Now, aren’t you jealous of him?

Quick notes about Redbox

1. I’m being 100% genuine when I say that I consider it one of my greatest achievements that I was able to wait to watch the movies ‘Gone Girl’ and ‘Interstellar’ until they came out on Redbox. I set a goal for myself, and I was able to stick to it.

When these movies hit the theaters, I knew that my greatest challenge would be waiting 6-7 months and avoiding any spoilers (I didn’t read the ‘Gone Girl’ novel). That meant avoiding the mini-departments in Entertainment Weekly and avoiding the Academy Awards telecast altogether. I stayed away from Twitter (not actually that big of a deal for me), and I turned the channel whenever any comedian or late night host mention either movie. As a result, I was able to watch both DVD releases with fresh eyes. And I enjoyed both movies very much. Ahhh. Mission accomplished!

And then just a week after I watched Gone Girl, Rob Kardashian (of all people) tweeted a spoiler about it as a ‘shocking’ commentary on his family, and CNN posted it on their home page. I made it just by the skin of my teeth!

2. God bless Redbox. They offer us 2-3 hours of entertainment for about $1.20. What else in this world can occupy that much time and only cost you six-score bits?
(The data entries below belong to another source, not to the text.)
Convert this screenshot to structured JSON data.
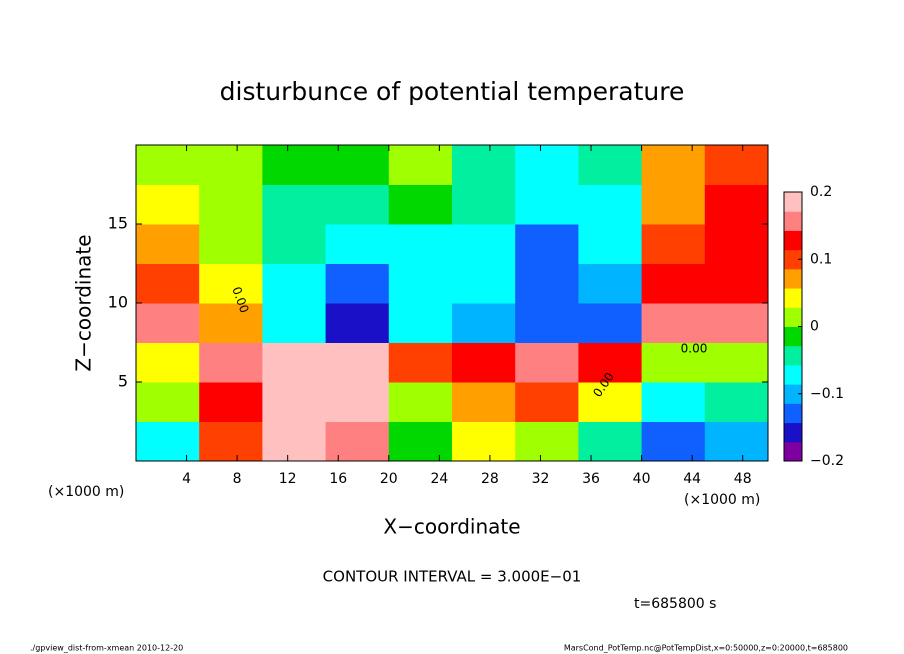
{
  "chart_data": {
    "type": "contour",
    "title": "disturbunce of potential temperature",
    "xlabel": "X−coordinate",
    "ylabel": "Z−coordinate",
    "x_unit_left": "(×1000 m)",
    "x_unit_right": "(×1000 m)",
    "contour_interval": "CONTOUR INTERVAL = 3.000E−01",
    "time_label": "t=685800 s",
    "footer_left": "./gpview_dist-from-xmean  2010-12-20",
    "footer_right": "MarsCond_PotTemp.nc@PotTempDist,x=0:50000,z=0:20000,t=685800",
    "contour_labels": [
      "0.00",
      "0.00",
      "0.00"
    ],
    "xlim": [
      0,
      50
    ],
    "ylim": [
      0,
      20
    ],
    "xticks": [
      4,
      8,
      12,
      16,
      20,
      24,
      28,
      32,
      36,
      40,
      44,
      48
    ],
    "yticks": [
      5,
      10,
      15
    ],
    "xbins": [
      0,
      5,
      10,
      15,
      20,
      25,
      30,
      35,
      40,
      45,
      50
    ],
    "zbins": [
      0,
      2.5,
      5,
      7.5,
      10,
      12.5,
      15,
      17.5,
      20
    ],
    "values": [
      [
        -0.08,
        0.1,
        0.18,
        0.15,
        -0.02,
        0.05,
        0.0,
        -0.05,
        -0.12,
        -0.1
      ],
      [
        0.0,
        0.12,
        0.2,
        0.18,
        0.02,
        0.08,
        0.1,
        0.05,
        -0.06,
        -0.05
      ],
      [
        0.05,
        0.15,
        0.2,
        0.2,
        0.1,
        0.12,
        0.15,
        0.12,
        0.0,
        0.02
      ],
      [
        0.16,
        0.06,
        -0.08,
        -0.16,
        -0.08,
        -0.1,
        -0.14,
        -0.14,
        0.16,
        0.16
      ],
      [
        0.1,
        0.04,
        -0.06,
        -0.12,
        -0.08,
        -0.08,
        -0.14,
        -0.1,
        0.12,
        0.14
      ],
      [
        0.06,
        0.02,
        -0.04,
        -0.08,
        -0.06,
        -0.06,
        -0.12,
        -0.08,
        0.1,
        0.12
      ],
      [
        0.04,
        0.0,
        -0.04,
        -0.04,
        -0.02,
        -0.04,
        -0.08,
        -0.06,
        0.08,
        0.12
      ],
      [
        0.02,
        0.0,
        -0.02,
        -0.02,
        0.0,
        -0.04,
        -0.06,
        -0.04,
        0.08,
        0.1
      ]
    ],
    "clim": [
      -0.2,
      0.2
    ],
    "colorbar_ticks": [
      {
        "value": 0.2,
        "label": "0.2"
      },
      {
        "value": 0.1,
        "label": "0.1"
      },
      0,
      {
        "value": -0.1,
        "label": "−0.1"
      },
      {
        "value": -0.2,
        "label": "−0.2"
      }
    ],
    "colormap": [
      "#7f00a0",
      "#1a10c8",
      "#1060ff",
      "#00b4ff",
      "#00ffff",
      "#00f0a0",
      "#00d800",
      "#a0ff00",
      "#ffff00",
      "#ffa000",
      "#ff4000",
      "#ff0000",
      "#ff8080",
      "#ffc0c0"
    ]
  }
}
Hardly anything. And yet every week Redox sends me coupon codes. Wow, Redbox is really dedicated to value.

3. The cheapness of Redbox DVDs reminds me of the pricing craziness around ebooks vs. printed books. You would figure with all the costs required to produce and ship DVDs across the country would mean they would be priced at least as much as the movies delivered digitally through OnDemand. But OnDemand movies are nearly 3 times as expensive as Redbox DVD rentals.

I guess the publishing industry and the movie rental industry are configured similarly; they’ve been distributing physical copies for so long that they aren’t willing to rework their business processes for the digital age—or to undercut the value of their physical output.